Isabella Schwaderer is a research assistant in Religious Studies. She was previously a lecturer at the universities of Würzburg, Erfurt and Jena and held a post at the University of Jena. She studied Greek and Latin Philology and Philosophy in Würzburg, Thessaloniki and Padova. She received her MA in Ancient Greek from the University of Würzburg and her PhD in Religious Studies (Orthodox Christianity) from the University of Erfurt.
Her teaching and research interests cross between history, anthropology and aesthetics. In her study on the work of Stelios Ramfos (2018) she examines Greek Orthodoxy as resistance against, but also as a tool for Europeanization in Greece. The collective volume Annäherungen an das Unaussprechliche (2020) deals with the tangible and experiential side of religion in a diachronic manner with a focus on the connection of Germany and South Asia, which she pushes further in her current research project on the relationships between Religion, Dance and Race in Nazi Germany. This study is based on the press coverage of the performances of the Indian dance and music group Menaka in Germany from 1936-38. There she analyzes the discourse on topics surrounding India as a space where German cultural origins are negotiated as well as aspects of racist (voelkish) art. These press articles serve to reconstruct, on a broader scale, a panorama of ideas of India where colonial stereotypes intertwine with the search for a national and religious resurgence on racist parameters.

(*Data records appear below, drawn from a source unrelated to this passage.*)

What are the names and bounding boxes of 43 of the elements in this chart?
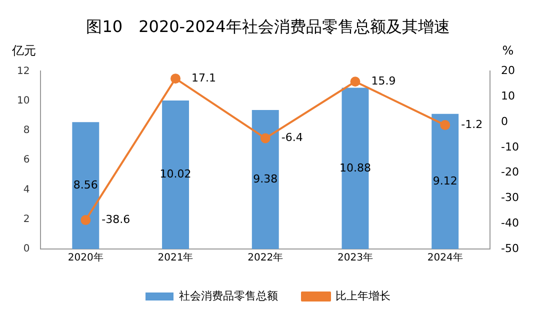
legend-label: 比上年增长 (336, 289, 390, 302)
y2-tick-label: -30 (501, 191, 519, 204)
y-tick-label: 10 (16, 95, 30, 106)
x-tick-label: 2020年 (68, 252, 104, 264)
y2-tick-label: -50 (501, 242, 519, 255)
x-tick-label: 2022年 (248, 252, 284, 264)
y2-tick-label: -40 (501, 216, 519, 230)
bar (162, 100, 189, 249)
point (440, 120, 450, 130)
data-label: 15.9 (371, 74, 396, 88)
y-tick-label: 6 (23, 154, 30, 166)
x-tick-label: 2024年 (427, 252, 463, 264)
x-tick-label: 2023年 (338, 252, 373, 264)
point (260, 133, 270, 144)
y2-tick-label: 10 (501, 89, 516, 102)
x-tick-label: 2021年 (158, 252, 194, 264)
y-tick-label: 4 (23, 184, 30, 196)
chart-title: 图10 2020-2024年社会消费品零售总额及其增速 (86, 16, 450, 36)
y-tick-label: 12 (16, 66, 30, 77)
y-tick-label: 8 (23, 125, 30, 136)
data-label: 9.38 (253, 172, 278, 186)
point (350, 76, 360, 87)
data-label: -1.2 (461, 118, 483, 131)
data-label: 9.12 (432, 174, 458, 188)
bar (342, 88, 369, 249)
y2-axis-title: % (502, 43, 514, 58)
y2-tick-label: 20 (501, 64, 516, 78)
y2-tick-label: 0 (501, 114, 508, 128)
y2-tick-label: -10 (501, 140, 519, 154)
point (170, 74, 181, 84)
data-label: 17.1 (192, 71, 216, 84)
data-label: -38.6 (102, 212, 130, 226)
point (80, 215, 91, 226)
bar (252, 110, 279, 249)
y-tick-label: 0 (23, 244, 30, 255)
bar (72, 122, 100, 249)
legend-label: 社会消费品零售总额 (179, 289, 278, 302)
y2-tick-label: -20 (501, 166, 519, 179)
data-label: 8.56 (73, 178, 98, 192)
data-label: -6.4 (281, 131, 303, 144)
y-axis-title: 亿元 (11, 43, 36, 58)
bar (432, 114, 459, 249)
y-tick-label: 2 (23, 214, 30, 225)
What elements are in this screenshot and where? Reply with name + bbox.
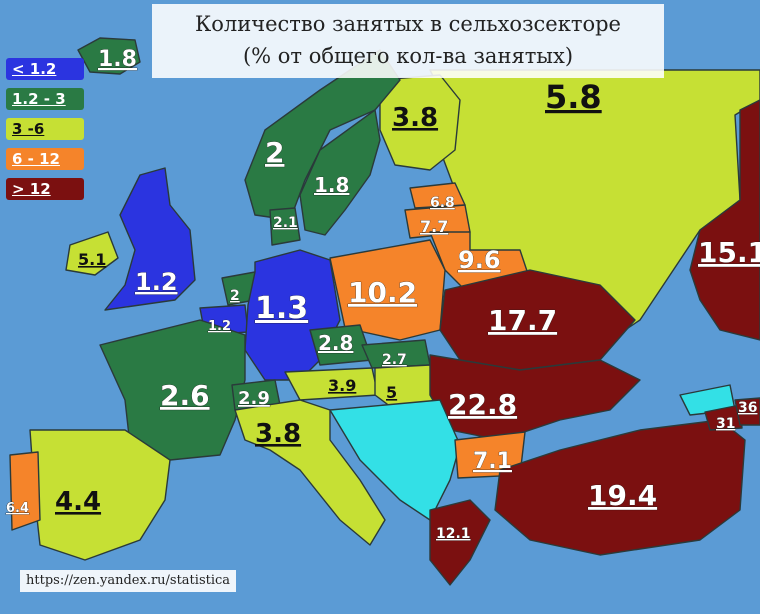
map-title: Количество занятых в сельхозсекторе (% о… xyxy=(152,4,664,78)
region-kazakhstan xyxy=(689,99,760,341)
value-hungary: 5 xyxy=(386,383,397,402)
value-italy: 3.8 xyxy=(255,419,301,449)
value-armenia: 36 xyxy=(738,400,757,416)
legend-item-gt-12: > 12 xyxy=(6,178,84,200)
title-line-2: (% от общего кол-ва занятых) xyxy=(242,44,574,68)
value-germany: 1.3 xyxy=(255,291,308,326)
region-sweden xyxy=(299,109,381,236)
value-greece: 12.1 xyxy=(436,526,471,542)
value-bulgaria: 7.1 xyxy=(473,449,512,474)
value-czechia: 2.8 xyxy=(318,331,353,355)
value-belarus: 17.7 xyxy=(488,304,557,337)
value-finland: 3.8 xyxy=(392,103,438,133)
value-lithuania: 9.6 xyxy=(458,246,501,274)
region-france xyxy=(99,319,246,461)
value-poland: 10.2 xyxy=(348,276,417,309)
value-belgium: 1.2 xyxy=(208,319,231,334)
value-slovakia: 2.7 xyxy=(382,352,407,368)
value-france: 2.6 xyxy=(160,379,210,412)
region-iceland xyxy=(77,37,141,75)
region-finland xyxy=(379,74,461,171)
region-uk xyxy=(104,167,196,311)
value-sweden: 1.8 xyxy=(314,173,349,197)
value-spain: 4.4 xyxy=(55,487,101,517)
value-denmark: 2.1 xyxy=(273,215,298,231)
value-switzerland: 2.9 xyxy=(238,388,270,409)
region-italy xyxy=(234,399,386,546)
value-norway: 2 xyxy=(265,136,284,169)
legend: < 1.2 1.2 - 3 3 -6 6 - 12 > 12 xyxy=(6,58,84,208)
region-portugal xyxy=(9,451,41,531)
region-georgia xyxy=(704,404,743,431)
value-uk: 1.2 xyxy=(135,268,178,296)
value-kazakhstan: 15.1 xyxy=(698,236,760,269)
value-latvia: 7.7 xyxy=(420,217,448,236)
source-url: https://zen.yandex.ru/statistica xyxy=(20,570,236,592)
legend-item-1-2-to-3: 1.2 - 3 xyxy=(6,88,84,110)
region-turkey xyxy=(494,419,746,556)
region-greece xyxy=(429,499,491,586)
legend-item-lt-1-2: < 1.2 xyxy=(6,58,84,80)
value-iceland: 1.8 xyxy=(98,47,137,72)
region-armenia xyxy=(734,397,760,426)
value-netherlands: 2 xyxy=(230,288,240,304)
region-ireland xyxy=(65,231,119,276)
region-denmark xyxy=(269,207,301,246)
value-georgia: 31 xyxy=(716,416,735,432)
value-turkey: 19.4 xyxy=(588,479,657,512)
legend-item-3-to-6: 3 -6 xyxy=(6,118,84,140)
value-russia: 5.8 xyxy=(545,78,602,116)
value-ukraine: 22.8 xyxy=(448,388,517,421)
region-balkans xyxy=(329,399,461,521)
value-ireland: 5.1 xyxy=(78,250,106,269)
value-portugal: 6.4 xyxy=(6,501,29,516)
value-austria: 3.9 xyxy=(328,376,356,395)
legend-item-6-to-12: 6 - 12 xyxy=(6,148,84,170)
title-line-1: Количество занятых в сельхозсекторе xyxy=(195,12,621,36)
value-estonia: 6.8 xyxy=(430,195,455,211)
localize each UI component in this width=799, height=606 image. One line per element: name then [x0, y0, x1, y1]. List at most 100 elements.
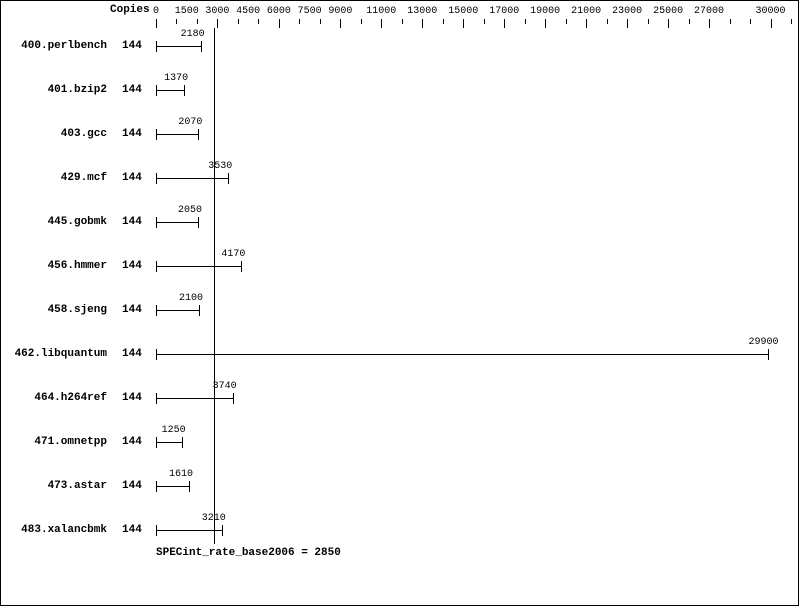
bar-start-cap — [156, 305, 157, 316]
spec-chart: Copies 015003000450060007500900011000130… — [0, 0, 799, 606]
benchmark-bar — [156, 222, 198, 223]
benchmark-name: 456.hmmer — [3, 260, 107, 272]
bar-start-cap — [156, 217, 157, 228]
axis-tick-minor — [320, 19, 321, 24]
axis-tick-label: 13000 — [407, 6, 437, 17]
axis-tick-minor — [299, 19, 300, 24]
axis-tick-minor — [238, 19, 239, 24]
axis-tick-major — [668, 19, 669, 28]
bar-start-cap — [156, 85, 157, 96]
axis-tick-minor — [484, 19, 485, 24]
benchmark-name: 464.h264ref — [3, 392, 107, 404]
axis-tick-major — [422, 19, 423, 28]
benchmark-name: 429.mcf — [3, 172, 107, 184]
axis-tick-major — [771, 19, 772, 28]
benchmark-copies: 144 — [122, 128, 142, 140]
benchmark-bar — [156, 354, 768, 355]
benchmark-value-label: 2180 — [181, 29, 205, 40]
axis-tick-major — [279, 19, 280, 28]
benchmark-value-label: 29900 — [748, 337, 778, 348]
axis-tick-minor — [566, 19, 567, 24]
bar-start-cap — [156, 525, 157, 536]
benchmark-value-label: 2050 — [178, 205, 202, 216]
axis-tick-major — [545, 19, 546, 28]
axis-tick-major — [586, 19, 587, 28]
benchmark-name: 445.gobmk — [3, 216, 107, 228]
axis-tick-minor — [402, 19, 403, 24]
axis-tick-label: 15000 — [448, 6, 478, 17]
benchmark-bar — [156, 486, 189, 487]
benchmark-name: 458.sjeng — [3, 304, 107, 316]
benchmark-value-label: 1370 — [164, 73, 188, 84]
axis-tick-label: 0 — [153, 6, 159, 17]
benchmark-value-label: 1610 — [169, 469, 193, 480]
benchmark-bar — [156, 530, 222, 531]
benchmark-bar — [156, 90, 184, 91]
axis-tick-label: 3000 — [205, 6, 229, 17]
benchmark-value-label: 4170 — [221, 249, 245, 260]
bar-start-cap — [156, 41, 157, 52]
axis-tick-label: 7500 — [298, 6, 322, 17]
benchmark-copies: 144 — [122, 84, 142, 96]
benchmark-copies: 144 — [122, 260, 142, 272]
benchmark-value-label: 2070 — [178, 117, 202, 128]
bar-end-cap — [199, 305, 200, 316]
bar-start-cap — [156, 173, 157, 184]
axis-tick-label: 27000 — [694, 6, 724, 17]
axis-tick-label: 30000 — [756, 6, 786, 17]
bar-end-cap — [182, 437, 183, 448]
benchmark-bar — [156, 310, 199, 311]
axis-tick-major — [627, 19, 628, 28]
bar-end-cap — [189, 481, 190, 492]
benchmark-name: 400.perlbench — [3, 40, 107, 52]
benchmark-bar — [156, 134, 198, 135]
axis-tick-label: 17000 — [489, 6, 519, 17]
bar-start-cap — [156, 129, 157, 140]
bar-start-cap — [156, 481, 157, 492]
bar-start-cap — [156, 437, 157, 448]
benchmark-copies: 144 — [122, 480, 142, 492]
axis-tick-minor — [443, 19, 444, 24]
benchmark-bar — [156, 266, 241, 267]
benchmark-value-label: 3530 — [208, 161, 232, 172]
bar-end-cap — [222, 525, 223, 536]
axis-tick-major — [340, 19, 341, 28]
axis-tick-major — [504, 19, 505, 28]
bar-start-cap — [156, 261, 157, 272]
benchmark-name: 462.libquantum — [3, 348, 107, 360]
bar-end-cap — [768, 349, 769, 360]
axis-tick-minor — [791, 19, 792, 24]
axis-tick-label: 19000 — [530, 6, 560, 17]
bar-end-cap — [228, 173, 229, 184]
copies-header: Copies — [110, 4, 150, 16]
axis-tick-minor — [648, 19, 649, 24]
axis-tick-minor — [525, 19, 526, 24]
bar-end-cap — [233, 393, 234, 404]
axis-tick-label: 25000 — [653, 6, 683, 17]
benchmark-copies: 144 — [122, 216, 142, 228]
axis-tick-label: 21000 — [571, 6, 601, 17]
axis-tick-minor — [689, 19, 690, 24]
benchmark-bar — [156, 46, 201, 47]
bar-start-cap — [156, 393, 157, 404]
benchmark-name: 473.astar — [3, 480, 107, 492]
axis-tick-minor — [176, 19, 177, 24]
axis-tick-major — [709, 19, 710, 28]
bar-end-cap — [198, 217, 199, 228]
benchmark-copies: 144 — [122, 40, 142, 52]
axis-tick-label: 4500 — [236, 6, 260, 17]
benchmark-bar — [156, 442, 182, 443]
benchmark-copies: 144 — [122, 392, 142, 404]
benchmark-bar — [156, 178, 228, 179]
axis-tick-major — [463, 19, 464, 28]
axis-tick-minor — [258, 19, 259, 24]
benchmark-value-label: 1250 — [162, 425, 186, 436]
axis-tick-minor — [607, 19, 608, 24]
axis-tick-label: 6000 — [267, 6, 291, 17]
result-label: SPECint_rate_base2006 = 2850 — [156, 547, 341, 559]
benchmark-copies: 144 — [122, 172, 142, 184]
bar-end-cap — [198, 129, 199, 140]
axis-tick-major — [156, 19, 157, 28]
bar-end-cap — [184, 85, 185, 96]
benchmark-value-label: 2100 — [179, 293, 203, 304]
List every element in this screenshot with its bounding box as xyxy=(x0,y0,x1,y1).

She has also published in the field of religion and gender, religious interactions in the Mediterranean area, and Islam in Algeria. With her students, she is continually exploring new facets of (in-) visible religion in their everyday surrounding. The outcomes will be an alternative audio city guide of religious spaces and places in Erfurt as a part of Un-sichtbar. Network for Knowledge Transfer in Religious Studies.